Year 11 & 12 Fulfilling Lives

After two years of a COVID driven hiatus, Year 11 and 12 students were offered the opportunity to travel to the Northern Territory to undertake a community service project and cultural learning.

Student Reflections - Fullfilling Lives trip to Lilla

The 2022 Fulfilling Lives trip to Lilla in Central Australia was a journey we will likely never forget.

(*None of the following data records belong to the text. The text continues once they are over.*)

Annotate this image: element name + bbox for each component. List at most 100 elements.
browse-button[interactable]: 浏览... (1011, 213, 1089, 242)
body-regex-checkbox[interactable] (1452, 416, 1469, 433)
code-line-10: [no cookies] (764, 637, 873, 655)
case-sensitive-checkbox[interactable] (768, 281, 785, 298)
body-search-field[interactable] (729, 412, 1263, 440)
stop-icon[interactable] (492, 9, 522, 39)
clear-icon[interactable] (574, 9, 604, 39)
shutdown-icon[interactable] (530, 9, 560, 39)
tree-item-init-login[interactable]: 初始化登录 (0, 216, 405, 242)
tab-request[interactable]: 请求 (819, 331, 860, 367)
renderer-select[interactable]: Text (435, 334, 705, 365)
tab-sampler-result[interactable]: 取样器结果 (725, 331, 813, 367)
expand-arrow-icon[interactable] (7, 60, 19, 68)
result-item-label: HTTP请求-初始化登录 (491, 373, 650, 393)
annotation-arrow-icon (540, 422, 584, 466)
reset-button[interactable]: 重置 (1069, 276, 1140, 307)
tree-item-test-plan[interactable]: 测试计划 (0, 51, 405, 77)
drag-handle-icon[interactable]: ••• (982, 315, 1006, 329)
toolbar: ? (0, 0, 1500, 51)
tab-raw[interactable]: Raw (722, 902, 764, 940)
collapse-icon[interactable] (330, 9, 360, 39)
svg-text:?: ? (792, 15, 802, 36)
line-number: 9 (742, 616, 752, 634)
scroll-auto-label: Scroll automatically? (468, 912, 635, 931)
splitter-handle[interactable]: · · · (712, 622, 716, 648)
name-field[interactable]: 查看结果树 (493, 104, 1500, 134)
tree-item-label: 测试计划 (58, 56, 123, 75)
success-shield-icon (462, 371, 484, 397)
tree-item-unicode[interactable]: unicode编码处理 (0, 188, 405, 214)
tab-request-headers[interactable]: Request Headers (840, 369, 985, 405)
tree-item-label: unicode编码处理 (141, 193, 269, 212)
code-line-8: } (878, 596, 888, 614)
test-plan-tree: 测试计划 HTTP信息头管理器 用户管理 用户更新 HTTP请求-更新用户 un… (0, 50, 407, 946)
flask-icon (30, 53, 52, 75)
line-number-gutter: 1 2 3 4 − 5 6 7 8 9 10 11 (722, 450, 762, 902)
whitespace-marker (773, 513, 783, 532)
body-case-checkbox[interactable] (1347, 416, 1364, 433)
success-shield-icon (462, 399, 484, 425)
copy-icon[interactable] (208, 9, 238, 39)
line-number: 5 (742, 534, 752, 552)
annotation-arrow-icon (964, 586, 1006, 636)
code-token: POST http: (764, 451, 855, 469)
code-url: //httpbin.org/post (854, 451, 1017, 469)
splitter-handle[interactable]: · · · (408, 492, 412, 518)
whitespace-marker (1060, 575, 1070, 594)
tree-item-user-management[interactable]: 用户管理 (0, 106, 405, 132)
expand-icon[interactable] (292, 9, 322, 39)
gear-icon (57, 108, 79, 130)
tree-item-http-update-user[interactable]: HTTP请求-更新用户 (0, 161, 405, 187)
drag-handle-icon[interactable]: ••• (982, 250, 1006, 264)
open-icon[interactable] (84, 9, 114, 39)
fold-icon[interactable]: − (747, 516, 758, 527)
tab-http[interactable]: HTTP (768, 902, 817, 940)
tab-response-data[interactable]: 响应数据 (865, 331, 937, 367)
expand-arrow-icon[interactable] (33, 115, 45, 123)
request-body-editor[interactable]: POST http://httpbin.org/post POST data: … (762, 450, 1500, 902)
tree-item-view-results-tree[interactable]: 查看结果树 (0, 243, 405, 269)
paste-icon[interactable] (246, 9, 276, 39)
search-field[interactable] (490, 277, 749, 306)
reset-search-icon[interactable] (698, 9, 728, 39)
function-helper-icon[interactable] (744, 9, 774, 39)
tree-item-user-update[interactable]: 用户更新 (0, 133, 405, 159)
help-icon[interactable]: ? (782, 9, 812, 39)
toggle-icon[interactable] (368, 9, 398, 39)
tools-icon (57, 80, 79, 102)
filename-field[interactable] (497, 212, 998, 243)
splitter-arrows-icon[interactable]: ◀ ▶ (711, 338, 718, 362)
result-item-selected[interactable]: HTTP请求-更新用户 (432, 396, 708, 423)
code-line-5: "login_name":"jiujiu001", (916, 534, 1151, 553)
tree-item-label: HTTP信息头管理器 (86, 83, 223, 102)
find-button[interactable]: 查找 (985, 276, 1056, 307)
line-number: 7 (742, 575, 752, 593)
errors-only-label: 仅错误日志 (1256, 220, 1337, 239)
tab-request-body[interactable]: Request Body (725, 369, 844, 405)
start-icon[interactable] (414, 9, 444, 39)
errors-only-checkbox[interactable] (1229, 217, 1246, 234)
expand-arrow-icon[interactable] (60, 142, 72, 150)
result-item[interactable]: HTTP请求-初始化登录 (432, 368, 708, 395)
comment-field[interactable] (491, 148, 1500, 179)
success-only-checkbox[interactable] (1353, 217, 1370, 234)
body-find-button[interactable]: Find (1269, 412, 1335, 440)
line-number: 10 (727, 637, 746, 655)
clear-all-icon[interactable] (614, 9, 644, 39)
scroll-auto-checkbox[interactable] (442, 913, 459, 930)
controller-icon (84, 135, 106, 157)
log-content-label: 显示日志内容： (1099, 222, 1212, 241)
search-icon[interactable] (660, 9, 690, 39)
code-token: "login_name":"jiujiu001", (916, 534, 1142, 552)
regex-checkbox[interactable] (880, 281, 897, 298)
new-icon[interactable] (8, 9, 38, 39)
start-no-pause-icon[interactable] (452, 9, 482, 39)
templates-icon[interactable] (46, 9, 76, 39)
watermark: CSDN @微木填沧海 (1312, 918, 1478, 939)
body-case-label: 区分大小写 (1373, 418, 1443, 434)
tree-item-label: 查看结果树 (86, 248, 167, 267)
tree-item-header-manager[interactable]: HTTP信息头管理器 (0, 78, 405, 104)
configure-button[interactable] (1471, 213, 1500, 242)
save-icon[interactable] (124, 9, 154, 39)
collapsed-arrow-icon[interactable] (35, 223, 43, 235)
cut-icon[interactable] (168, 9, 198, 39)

Our adventure began in Alice Springs with encounters with snakes and crocodiles at the Reptile Centre and exquisite art installations illuminated on the West MacDonnell Ranges at the annual Parrtjima Festival. We travelled on our purple tour bus “Yummo” to the destination that was the objective of the trip, Lilla – an Indigenous community. As we arrived, we were smoked into country and welcomed by the local people. They took us on a tour of the sacred sites surrounding Lilla, including a birthing cave and a sacred waterhole. We also hiked the breathtaking Kings Canyon and spent two days helping the community with their food gardens and preparing the church and cemetery for an upcoming funeral. It was a privilege to give back to the people who shared their home and their culture so generously with us. Our final stop at Uluru\Kata Tjuta tied the whole trip together. We hiked Kata Tjuta, the Uluru base walk and learned the story of the Mala men and Kunia which were painted inside the cave and embedded into Uluru itself. But there were some ancient stories that weren’t meant for our ears. We learned that in Aboriginal culture, children must pass an initiation to be considered an adult, and gain access to all the stories, song lines and traditions of their culture. If they don’t pass, they will be considered a child forever. Most of us

visitors will never be permitted to undergo initiation and will be children forever. We will never have the deep understanding of Tjukupa (culture, tradition and law) and country that Indigenous Australians do, something we all witnessed in our time at Lilla. But an underlying understanding of the country we live on, and a connection with our Indigenous brothers and sisters is something that all Australians need. The journey gave us an integral understanding, and an honest connection that many people never get to experience. It’s something that we will carry with us forever.

- Takoda Ritchie, Year 11 Lilla was the experience of a lifetime. We were very lucky to be a part of the group of students

able to head into our backyard of Central Australia in the April school holidays. Our first couple of days were spent in the warmth of the capital Alice Springs, surrounded by the red dirt and the full starry nights while cosy in our swags. The trip then shifted along to Lilla, a small Indigenous community 242km out of Alice springs. The landscape was incredible and the people even more so.